Sometimes people may not be able to help. This may hurt your feelings or make you angry. It may be especially hard coming from those you expected to help you. You might wonder why someone wouldn't offer to help. Some common reasons are:
- People may be coping with their own problems. Or they may not have enough time.
- People are afraid of cancer or may have already had a bad experience with cancer. They don't want to get involved and feel that pain again.
- Some believe it's best to keep a distance when people are struggling.
- Sometimes people don't realize how hard things really are for you. Or they don't understand that you need help, unless you ask them for it directly.
- Some people feel awkward because they don't know how to show they care.
If people aren't giving you the help you need, you may want to talk to them and explain your needs. Or you can just let it go. But if the relationship is important, you may want to tell the person how you feel. This can help prevent resentment or stress from building up. These feelings could hurt your relationship in the long run.
"My brother is getting worse - he had a bad reaction the other day. I felt so helpless since he was in Colorado and I was here in Georgia. I try to call when I can, but it's so frustrating not knowing for sure what's going on. I don't like feeling so removed." — Deondra
It can be really tough to be away from your loved one with cancer. You may feel like you're always a step behind in knowing what's happening with care.
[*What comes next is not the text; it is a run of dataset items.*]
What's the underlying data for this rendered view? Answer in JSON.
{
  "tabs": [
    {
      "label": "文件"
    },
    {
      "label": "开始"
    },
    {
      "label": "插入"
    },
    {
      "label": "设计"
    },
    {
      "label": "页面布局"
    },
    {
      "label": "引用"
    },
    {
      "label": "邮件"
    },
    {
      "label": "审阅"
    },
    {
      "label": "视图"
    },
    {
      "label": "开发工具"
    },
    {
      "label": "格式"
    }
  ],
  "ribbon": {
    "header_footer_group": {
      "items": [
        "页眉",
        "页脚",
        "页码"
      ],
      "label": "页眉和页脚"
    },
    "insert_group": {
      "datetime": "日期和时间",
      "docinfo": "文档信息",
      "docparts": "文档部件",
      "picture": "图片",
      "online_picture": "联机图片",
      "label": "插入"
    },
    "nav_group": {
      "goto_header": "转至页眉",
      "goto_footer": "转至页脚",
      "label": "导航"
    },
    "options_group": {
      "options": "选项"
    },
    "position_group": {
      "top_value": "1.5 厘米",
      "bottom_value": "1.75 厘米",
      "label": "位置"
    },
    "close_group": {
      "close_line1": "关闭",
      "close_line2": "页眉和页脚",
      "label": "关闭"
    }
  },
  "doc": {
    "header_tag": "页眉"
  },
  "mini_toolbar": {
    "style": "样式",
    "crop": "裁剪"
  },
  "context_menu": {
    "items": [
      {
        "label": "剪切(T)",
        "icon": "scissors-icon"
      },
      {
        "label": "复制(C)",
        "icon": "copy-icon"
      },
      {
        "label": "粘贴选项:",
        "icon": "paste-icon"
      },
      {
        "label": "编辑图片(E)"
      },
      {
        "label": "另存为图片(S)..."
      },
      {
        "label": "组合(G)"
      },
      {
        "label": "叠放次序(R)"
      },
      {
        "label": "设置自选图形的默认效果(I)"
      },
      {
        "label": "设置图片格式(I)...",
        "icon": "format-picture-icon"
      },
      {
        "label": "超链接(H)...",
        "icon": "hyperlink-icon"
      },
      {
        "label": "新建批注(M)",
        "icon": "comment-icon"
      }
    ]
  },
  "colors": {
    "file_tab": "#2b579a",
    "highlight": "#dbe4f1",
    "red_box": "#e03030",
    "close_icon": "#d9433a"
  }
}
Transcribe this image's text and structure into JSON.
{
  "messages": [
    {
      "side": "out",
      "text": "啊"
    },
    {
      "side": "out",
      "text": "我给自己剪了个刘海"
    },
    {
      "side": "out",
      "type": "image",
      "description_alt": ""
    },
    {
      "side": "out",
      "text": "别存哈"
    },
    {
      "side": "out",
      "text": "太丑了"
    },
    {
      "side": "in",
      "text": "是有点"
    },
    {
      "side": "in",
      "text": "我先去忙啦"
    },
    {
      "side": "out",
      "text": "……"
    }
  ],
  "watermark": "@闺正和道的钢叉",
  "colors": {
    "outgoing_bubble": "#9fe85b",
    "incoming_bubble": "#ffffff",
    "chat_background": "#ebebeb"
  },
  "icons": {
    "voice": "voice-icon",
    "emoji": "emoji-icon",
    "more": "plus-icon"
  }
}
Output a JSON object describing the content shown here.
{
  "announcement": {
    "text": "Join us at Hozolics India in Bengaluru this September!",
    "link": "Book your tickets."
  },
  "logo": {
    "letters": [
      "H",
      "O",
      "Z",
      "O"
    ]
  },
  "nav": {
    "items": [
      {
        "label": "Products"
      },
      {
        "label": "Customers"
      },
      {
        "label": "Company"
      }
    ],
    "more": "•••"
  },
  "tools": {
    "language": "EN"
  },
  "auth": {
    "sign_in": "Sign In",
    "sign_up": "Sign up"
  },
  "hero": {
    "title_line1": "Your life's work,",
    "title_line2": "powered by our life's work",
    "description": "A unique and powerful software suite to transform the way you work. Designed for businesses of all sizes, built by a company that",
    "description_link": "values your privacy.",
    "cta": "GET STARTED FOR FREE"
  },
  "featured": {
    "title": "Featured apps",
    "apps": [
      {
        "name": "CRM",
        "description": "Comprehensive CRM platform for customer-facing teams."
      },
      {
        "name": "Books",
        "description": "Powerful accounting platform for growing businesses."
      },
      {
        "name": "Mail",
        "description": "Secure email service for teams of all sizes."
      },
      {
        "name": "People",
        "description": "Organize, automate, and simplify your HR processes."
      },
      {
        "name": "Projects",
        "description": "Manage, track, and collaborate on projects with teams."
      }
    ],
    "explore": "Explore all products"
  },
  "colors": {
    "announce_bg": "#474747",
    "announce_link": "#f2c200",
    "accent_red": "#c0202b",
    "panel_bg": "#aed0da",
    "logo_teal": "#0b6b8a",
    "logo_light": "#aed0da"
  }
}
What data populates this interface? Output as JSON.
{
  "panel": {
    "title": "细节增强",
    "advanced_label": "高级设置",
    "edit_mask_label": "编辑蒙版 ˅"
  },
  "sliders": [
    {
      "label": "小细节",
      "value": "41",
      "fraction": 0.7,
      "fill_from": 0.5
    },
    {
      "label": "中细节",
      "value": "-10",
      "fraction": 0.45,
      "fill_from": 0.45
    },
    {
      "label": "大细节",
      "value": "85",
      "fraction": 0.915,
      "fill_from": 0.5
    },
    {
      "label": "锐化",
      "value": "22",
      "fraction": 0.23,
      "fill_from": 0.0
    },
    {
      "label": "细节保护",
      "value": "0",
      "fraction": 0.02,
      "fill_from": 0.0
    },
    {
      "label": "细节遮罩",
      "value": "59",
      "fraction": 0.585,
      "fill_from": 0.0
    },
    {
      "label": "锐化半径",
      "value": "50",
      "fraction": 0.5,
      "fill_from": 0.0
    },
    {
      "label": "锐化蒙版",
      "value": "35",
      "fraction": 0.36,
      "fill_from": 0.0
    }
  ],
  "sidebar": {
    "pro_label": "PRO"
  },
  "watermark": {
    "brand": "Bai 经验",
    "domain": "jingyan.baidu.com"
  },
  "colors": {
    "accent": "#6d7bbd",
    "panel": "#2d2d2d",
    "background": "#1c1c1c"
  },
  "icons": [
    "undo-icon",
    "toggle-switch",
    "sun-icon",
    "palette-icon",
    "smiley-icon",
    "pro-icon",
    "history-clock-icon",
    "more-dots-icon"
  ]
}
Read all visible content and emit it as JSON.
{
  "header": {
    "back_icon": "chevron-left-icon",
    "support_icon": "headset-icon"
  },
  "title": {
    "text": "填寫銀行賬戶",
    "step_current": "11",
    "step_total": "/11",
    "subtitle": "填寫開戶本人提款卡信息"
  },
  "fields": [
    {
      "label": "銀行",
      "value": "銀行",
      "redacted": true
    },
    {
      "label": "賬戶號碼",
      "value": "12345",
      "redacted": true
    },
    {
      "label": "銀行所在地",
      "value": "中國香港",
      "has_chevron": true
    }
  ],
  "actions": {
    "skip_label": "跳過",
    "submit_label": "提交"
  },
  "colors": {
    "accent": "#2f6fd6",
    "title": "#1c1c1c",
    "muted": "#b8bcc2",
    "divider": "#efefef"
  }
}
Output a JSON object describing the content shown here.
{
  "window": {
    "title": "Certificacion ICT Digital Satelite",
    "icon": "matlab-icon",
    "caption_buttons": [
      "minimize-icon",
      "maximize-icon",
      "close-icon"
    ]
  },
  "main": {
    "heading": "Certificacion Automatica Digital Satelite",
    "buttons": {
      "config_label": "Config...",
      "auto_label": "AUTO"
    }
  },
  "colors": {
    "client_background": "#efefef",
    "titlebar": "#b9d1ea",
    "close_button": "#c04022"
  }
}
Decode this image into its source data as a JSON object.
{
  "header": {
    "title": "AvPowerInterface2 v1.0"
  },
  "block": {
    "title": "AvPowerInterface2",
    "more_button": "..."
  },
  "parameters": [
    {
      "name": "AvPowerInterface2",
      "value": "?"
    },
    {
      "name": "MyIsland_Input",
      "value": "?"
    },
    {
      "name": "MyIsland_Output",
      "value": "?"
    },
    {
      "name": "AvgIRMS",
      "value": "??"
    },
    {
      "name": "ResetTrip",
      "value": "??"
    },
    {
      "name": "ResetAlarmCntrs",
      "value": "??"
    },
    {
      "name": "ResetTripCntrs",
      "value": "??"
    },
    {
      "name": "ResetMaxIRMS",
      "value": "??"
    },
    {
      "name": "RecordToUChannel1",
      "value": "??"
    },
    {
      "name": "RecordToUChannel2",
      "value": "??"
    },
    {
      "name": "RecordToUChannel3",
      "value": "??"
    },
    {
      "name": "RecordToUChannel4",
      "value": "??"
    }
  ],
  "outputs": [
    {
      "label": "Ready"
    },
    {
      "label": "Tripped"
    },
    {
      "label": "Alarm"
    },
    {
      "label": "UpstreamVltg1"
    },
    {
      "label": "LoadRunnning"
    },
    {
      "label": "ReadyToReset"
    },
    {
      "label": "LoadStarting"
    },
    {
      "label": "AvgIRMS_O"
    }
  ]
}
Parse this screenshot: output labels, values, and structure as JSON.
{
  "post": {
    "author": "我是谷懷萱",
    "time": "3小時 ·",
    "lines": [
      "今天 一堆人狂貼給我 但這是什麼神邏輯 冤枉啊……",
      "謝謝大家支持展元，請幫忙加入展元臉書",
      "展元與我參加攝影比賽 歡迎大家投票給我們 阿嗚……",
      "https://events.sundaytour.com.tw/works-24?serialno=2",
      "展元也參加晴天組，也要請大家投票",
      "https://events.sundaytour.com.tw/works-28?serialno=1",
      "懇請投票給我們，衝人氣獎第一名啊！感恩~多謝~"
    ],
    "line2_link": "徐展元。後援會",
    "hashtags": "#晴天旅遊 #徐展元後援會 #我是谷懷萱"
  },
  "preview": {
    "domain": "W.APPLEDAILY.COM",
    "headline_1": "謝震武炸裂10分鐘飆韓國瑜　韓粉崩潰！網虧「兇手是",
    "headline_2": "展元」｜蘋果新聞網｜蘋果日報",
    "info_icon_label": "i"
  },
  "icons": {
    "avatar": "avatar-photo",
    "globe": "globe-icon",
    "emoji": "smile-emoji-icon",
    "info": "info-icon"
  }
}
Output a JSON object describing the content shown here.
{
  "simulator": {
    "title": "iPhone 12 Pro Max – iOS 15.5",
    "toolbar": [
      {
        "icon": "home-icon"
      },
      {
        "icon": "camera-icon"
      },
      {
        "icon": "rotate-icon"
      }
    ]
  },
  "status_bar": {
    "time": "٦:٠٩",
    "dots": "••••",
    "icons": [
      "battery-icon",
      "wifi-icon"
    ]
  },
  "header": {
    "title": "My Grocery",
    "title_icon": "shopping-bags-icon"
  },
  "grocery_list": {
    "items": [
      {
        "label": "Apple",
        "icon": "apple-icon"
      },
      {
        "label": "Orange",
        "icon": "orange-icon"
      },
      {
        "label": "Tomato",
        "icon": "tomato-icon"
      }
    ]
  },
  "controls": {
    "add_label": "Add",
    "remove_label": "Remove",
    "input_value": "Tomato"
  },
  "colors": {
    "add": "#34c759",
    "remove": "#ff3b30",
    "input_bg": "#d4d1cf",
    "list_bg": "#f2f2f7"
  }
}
Yet even if you live far away, it's possible for you to give support and be a care coordinator.
Caregivers who live more than an hour away often rely on the telephone or e-mail as their link. But assessing someone's needs this way can be limiting. You know that you would rush to your loved one's side for a true medical emergency. But other situations are harder to judge. When can you handle things by phone, and when do you need to be there in person?
Many caregivers say that it helps to explore both paid and volunteer support. Try to create a support network of people who live near your loved one. These should be people who you could call day or night and count on in times of crisis. You may also want them to check in with your loved one from time to time.
You could also look into volunteer visitors, adult daycare centers, or meal delivery. Local agencies on aging often list resources online. Checking the white and yellow pages in print or online is useful, too. Give your phone numbers to your loved one's health care team and others for emergencies.